OK, that last one might not have been mine. But the others? Classic stuff, right? I mean, who wouldn't want to steal it?

I'll tell you who. Jon Flatland, that's who. Quite possibly the most prolific serial plagiarizer of all time, and he turns up his nose at my weekly offerings.

Flashback to sixth grade, choosing teams on the baseball diamond after school. It all comes down to just two players left -- me, and the chubby red-headed kid with the inhaler.

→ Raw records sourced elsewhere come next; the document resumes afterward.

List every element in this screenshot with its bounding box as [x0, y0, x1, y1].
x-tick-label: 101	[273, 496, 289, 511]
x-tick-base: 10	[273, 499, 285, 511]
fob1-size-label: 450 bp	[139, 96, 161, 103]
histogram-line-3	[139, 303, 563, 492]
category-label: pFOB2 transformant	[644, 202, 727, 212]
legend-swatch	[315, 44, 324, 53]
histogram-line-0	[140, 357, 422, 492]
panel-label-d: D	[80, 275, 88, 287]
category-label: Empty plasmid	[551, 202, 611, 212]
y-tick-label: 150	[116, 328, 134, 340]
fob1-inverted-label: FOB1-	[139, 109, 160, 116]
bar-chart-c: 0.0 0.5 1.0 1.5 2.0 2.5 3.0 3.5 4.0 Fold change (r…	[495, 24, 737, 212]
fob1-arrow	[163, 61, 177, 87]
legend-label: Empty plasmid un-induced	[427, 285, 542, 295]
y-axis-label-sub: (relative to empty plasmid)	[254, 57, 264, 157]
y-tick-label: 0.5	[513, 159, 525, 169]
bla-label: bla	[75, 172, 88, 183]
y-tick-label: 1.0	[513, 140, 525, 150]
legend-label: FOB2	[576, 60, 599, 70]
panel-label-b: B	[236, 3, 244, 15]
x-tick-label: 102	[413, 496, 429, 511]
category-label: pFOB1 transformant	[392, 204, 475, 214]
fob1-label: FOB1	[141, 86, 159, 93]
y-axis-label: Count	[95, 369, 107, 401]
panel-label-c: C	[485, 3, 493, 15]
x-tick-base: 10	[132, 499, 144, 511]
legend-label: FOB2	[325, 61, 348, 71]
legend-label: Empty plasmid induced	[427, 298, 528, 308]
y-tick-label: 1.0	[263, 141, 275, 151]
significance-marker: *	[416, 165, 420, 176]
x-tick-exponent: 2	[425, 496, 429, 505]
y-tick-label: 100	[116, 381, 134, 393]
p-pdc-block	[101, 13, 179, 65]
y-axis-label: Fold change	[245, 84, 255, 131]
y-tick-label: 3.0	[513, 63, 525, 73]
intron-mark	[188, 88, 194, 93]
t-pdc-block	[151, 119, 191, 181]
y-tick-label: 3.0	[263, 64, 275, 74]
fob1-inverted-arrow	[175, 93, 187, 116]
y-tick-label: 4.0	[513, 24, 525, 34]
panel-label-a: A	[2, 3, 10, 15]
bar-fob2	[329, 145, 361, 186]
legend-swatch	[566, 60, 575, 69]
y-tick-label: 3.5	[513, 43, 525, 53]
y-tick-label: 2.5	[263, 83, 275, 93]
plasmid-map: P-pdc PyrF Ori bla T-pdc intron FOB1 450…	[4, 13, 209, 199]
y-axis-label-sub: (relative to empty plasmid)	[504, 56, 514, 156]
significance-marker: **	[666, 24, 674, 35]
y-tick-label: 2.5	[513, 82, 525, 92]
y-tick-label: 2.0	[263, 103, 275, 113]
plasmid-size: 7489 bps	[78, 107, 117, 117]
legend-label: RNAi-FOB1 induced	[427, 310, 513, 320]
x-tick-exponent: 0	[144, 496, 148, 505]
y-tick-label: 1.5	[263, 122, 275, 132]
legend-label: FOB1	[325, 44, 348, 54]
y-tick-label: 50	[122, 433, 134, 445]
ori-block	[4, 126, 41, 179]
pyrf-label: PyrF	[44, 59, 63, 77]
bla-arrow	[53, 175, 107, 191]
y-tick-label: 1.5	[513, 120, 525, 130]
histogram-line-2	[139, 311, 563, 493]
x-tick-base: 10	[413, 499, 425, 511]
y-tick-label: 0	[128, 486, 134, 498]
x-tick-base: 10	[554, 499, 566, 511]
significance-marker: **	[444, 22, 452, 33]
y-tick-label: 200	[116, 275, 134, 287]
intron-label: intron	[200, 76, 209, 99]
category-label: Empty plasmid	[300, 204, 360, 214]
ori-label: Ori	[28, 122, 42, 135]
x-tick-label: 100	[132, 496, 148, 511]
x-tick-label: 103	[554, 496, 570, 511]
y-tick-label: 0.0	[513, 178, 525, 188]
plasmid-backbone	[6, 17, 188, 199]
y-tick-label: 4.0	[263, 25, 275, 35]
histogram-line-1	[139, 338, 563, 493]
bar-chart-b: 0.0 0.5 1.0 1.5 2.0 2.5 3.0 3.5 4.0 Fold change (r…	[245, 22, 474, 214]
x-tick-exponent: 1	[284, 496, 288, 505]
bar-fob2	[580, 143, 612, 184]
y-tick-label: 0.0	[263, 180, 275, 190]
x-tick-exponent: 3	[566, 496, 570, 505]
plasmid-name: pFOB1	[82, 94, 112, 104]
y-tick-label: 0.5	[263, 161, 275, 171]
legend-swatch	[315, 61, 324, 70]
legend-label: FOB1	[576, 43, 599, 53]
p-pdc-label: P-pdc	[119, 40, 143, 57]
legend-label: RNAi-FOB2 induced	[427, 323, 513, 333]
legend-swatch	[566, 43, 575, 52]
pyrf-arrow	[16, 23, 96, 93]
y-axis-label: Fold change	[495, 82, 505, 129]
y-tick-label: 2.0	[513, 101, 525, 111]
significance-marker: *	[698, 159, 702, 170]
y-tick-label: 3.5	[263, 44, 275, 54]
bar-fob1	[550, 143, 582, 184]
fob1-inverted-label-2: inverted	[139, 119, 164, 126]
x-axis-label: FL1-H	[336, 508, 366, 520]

"We'll take the wheezer. You get Saal."

"We don't want Saal."

"Yeah, but you need nine guys."

"Naw, we're good. We'll go with eight."

Ouch. It's pretty bad when they'd rather leave right field open than put you and your Teflon-coated baseball mitt out there. Or that they're willing to take an automatic out every ninth batter, rather than risk having you hit into yet another of your patented double -- or even triple -- plays.

Sorry, but it's hard not to take those sorts of things personally.

And now this: The journalistic equivalent of not just getting picked last, but not getting picked at all. Snubbed by a plagiarist. Apparently, they have their standards.

No real writer likes to see plagiarism happen, but don't kid yourself. Ninety-five percent of all the humor columnists in the country were secretly hoping they'd had at least one piece among those plagiarized by Flatland. And the other 5 percent are liars.

Since this story broke, plenty of people have been trying to get hold of this guy. They want to give him a piece of their mind, or ask him why he did it, or learn how in this Internet age he thought he could get away with it.

Me, I just wanna know the deal. What? My stuff's not good enough for you? How about if I'd included more folksy references to those wacky Midwesterners? Would that have helped?

In the end, the take-away message is quite clear, and it could actually make me a better writer: If I ever expect to be plagiarized, I'm going to have to start producing -- right here, right now -- some better source material.